In a late November report that reviewed those expenditures, the Inspector General's office expressed concern that Science's seven field offices still don't have strict enough security configurations on their information systems. Science is expected to follow federal guidelines designed by the National Institute of Standards and Technology (NIST). The NIST guidelines affect passwords, encryption settings and login controls.

Several of Science's sites, including Oak Ridge, have developed security configurations outside of NIST standards.

"Participation in the program is made to help minimize intrusion risks," said Hass. "This is a federal requirement and we're bound to it for compliance with the standards."

In a written response to the IG report, a spokesperson insisted Science was committed to cyber security and willing to implement the NIST standards "as appropriate."

Security Breaches at Nuclear Labs

Past DOE scandals point up the importance of computer security. In 2000, Wen Ho Lee, then a scientist at Los Alamos, pleaded guilty to a felony charge of improperly downloading restricted data from the laboratory's classified network. He transferred data about nuclear weapons design onto tapes.

Lee had been suspected of stealing nuclear secrets so he could pass them to China or some other country, but was exonerated and later won a settlement from the government and multiple media organizations.

In 2007, hackers attacked some of the DOE nuclear labs with email phishing attacks. The Lawrence Livermore lab thwarted the attacks, but the phishers may have succeeded in extracting personal information on lab visitors, including Social Security numbers, from Oak Ridge. Authorities told ABC News the attack seemed to have originated in China. In 2008, ABC News reported on unauthorized laptops being brought in and out of Oak Ridge.

In addition to cyber security issues, the IG's report expressed concern for Science's hardware acquisition policies. The report says Science has failed to consistently enforce IT hardware standards for desktops, laptops and related peripherals, leading to higher costs.

"The average price paid for a desktop computer ranged from $1628 to $2814 at the five laboratories reviewed, a price variance of 73 percent," said the report. The report also noted that "the price paid for computer monitors that were the same or similar to one another ranged from $256 to $1236."

The IG's report indicates the bulk of the nearly $3.3 million in potential cost savings over three years could be achieved by reining in hardware acquisition costs.

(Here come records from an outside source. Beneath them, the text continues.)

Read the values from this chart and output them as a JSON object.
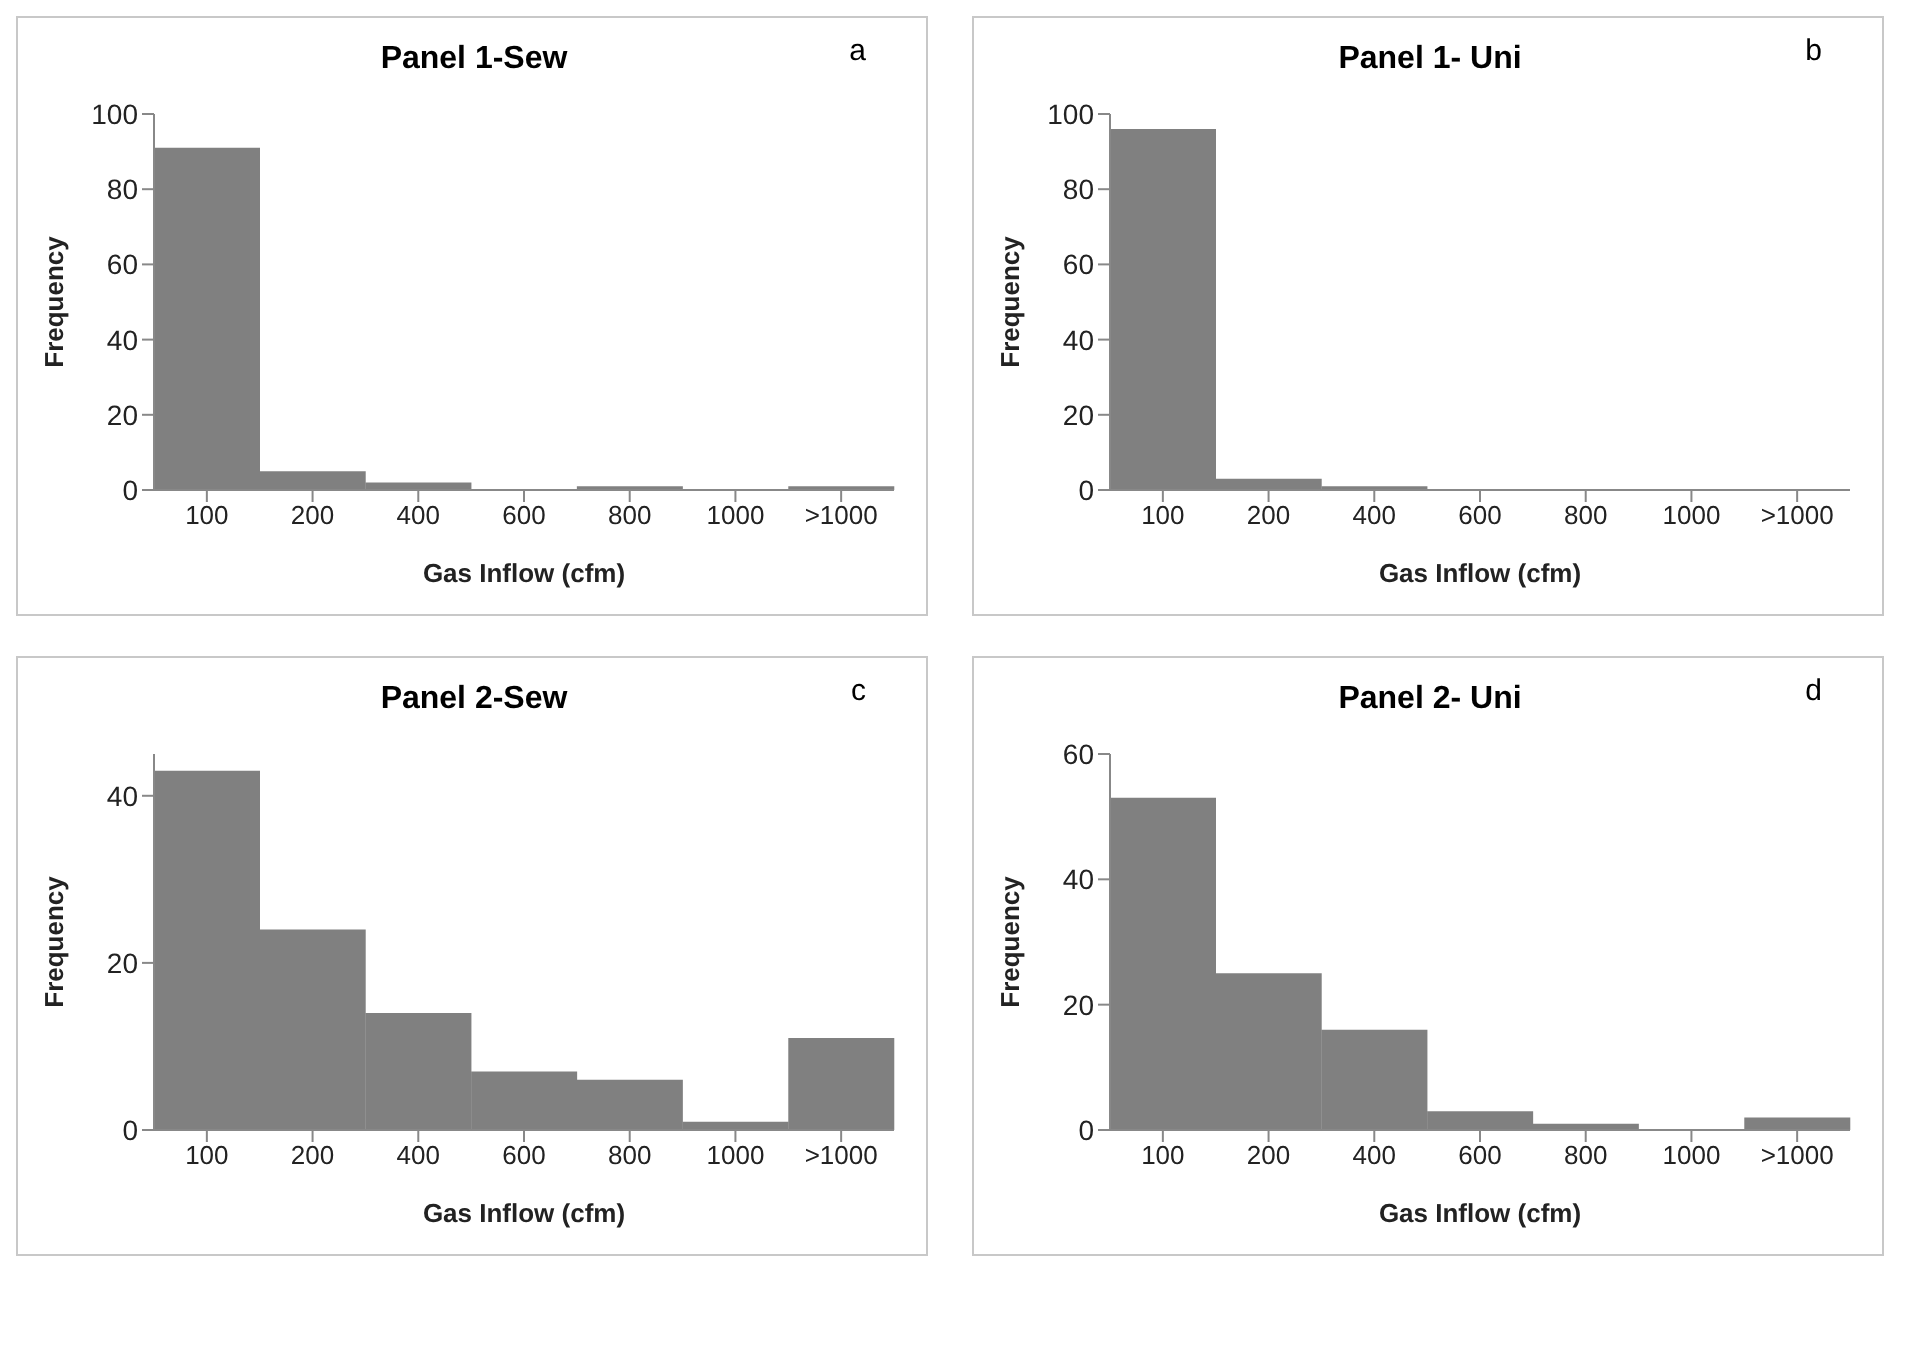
{
  "chart_data": [
    {
      "type": "bar",
      "title": "Panel 1-Sew",
      "xlabel": "Gas Inflow (cfm)",
      "ylabel": "Frequency",
      "annotations": [
        "a"
      ],
      "categories": [
        "100",
        "200",
        "400",
        "600",
        "800",
        "1000",
        ">1000"
      ],
      "values": [
        91,
        5,
        2,
        0,
        1,
        0,
        1
      ],
      "color": "#808080",
      "ylim": [
        0,
        100
      ],
      "yticks": [
        0,
        20,
        40,
        60,
        80,
        100
      ],
      "grid": false,
      "legend": false
    },
    {
      "type": "bar",
      "title": "Panel 1- Uni",
      "xlabel": "Gas Inflow (cfm)",
      "ylabel": "Frequency",
      "annotations": [
        "b"
      ],
      "categories": [
        "100",
        "200",
        "400",
        "600",
        "800",
        "1000",
        ">1000"
      ],
      "values": [
        96,
        3,
        1,
        0,
        0,
        0,
        0
      ],
      "color": "#808080",
      "ylim": [
        0,
        100
      ],
      "yticks": [
        0,
        20,
        40,
        60,
        80,
        100
      ],
      "grid": false,
      "legend": false
    },
    {
      "type": "bar",
      "title": "Panel 2-Sew",
      "xlabel": "Gas Inflow (cfm)",
      "ylabel": "Frequency",
      "annotations": [
        "c"
      ],
      "categories": [
        "100",
        "200",
        "400",
        "600",
        "800",
        "1000",
        ">1000"
      ],
      "values": [
        43,
        24,
        14,
        7,
        6,
        1,
        11
      ],
      "color": "#808080",
      "ylim": [
        0,
        45
      ],
      "yticks": [
        0,
        20,
        40
      ],
      "grid": false,
      "legend": false
    },
    {
      "type": "bar",
      "title": "Panel 2- Uni",
      "xlabel": "Gas Inflow (cfm)",
      "ylabel": "Frequency",
      "annotations": [
        "d"
      ],
      "categories": [
        "100",
        "200",
        "400",
        "600",
        "800",
        "1000",
        ">1000"
      ],
      "values": [
        53,
        25,
        16,
        3,
        1,
        0,
        2
      ],
      "color": "#808080",
      "ylim": [
        0,
        60
      ],
      "yticks": [
        0,
        20,
        40,
        60
      ],
      "grid": false,
      "legend": false
    }
  ]
}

In its response to the IG report, Science said it agrees with the recommendation to lower hardware acquisition costs and implement standards. However, Science officials said the IG's cost numbers do not offer an accurate portrayal. "[The report] does not provide analysis on the costs/benefits of the approach being used by each respective laboratory."

The report also disagrees with Science's decision not to establish a common computer infrastructure for employees at three major facilities, its Washington headquarters, Oak Ridge, and the Argonne lab outside Chicago. The IT infrastructures at these sites are decentralized and independent of the Department of Energy Common Operating Environment.

According to the report, "Although Science had the opportunity to consolidate its Federal IT environment to leverage potential cost savings, each of the three locations utilized a different contractor to manage support service such as helpdesk support, operated different IT infrastructures, and purchased hardware and software from different groups."

Science's cyber technology problems are being blamed on the agency's lack of strong enforcement of policies, its refusal to adopt NIST guidelines, and its need for a more rigorous process to monitor costs.

While Science agreed with many of the IG's findings, its written response insisted that Science establishes and enforces IT standards that meet the needs of each field office.

In its letter to the IG, Science said it continues to evaluate the IT costs for support and hardware and that it plans to address several of the issues in the report. The agency has a year to chart its progress after which time it could be subject to another re-evaluation.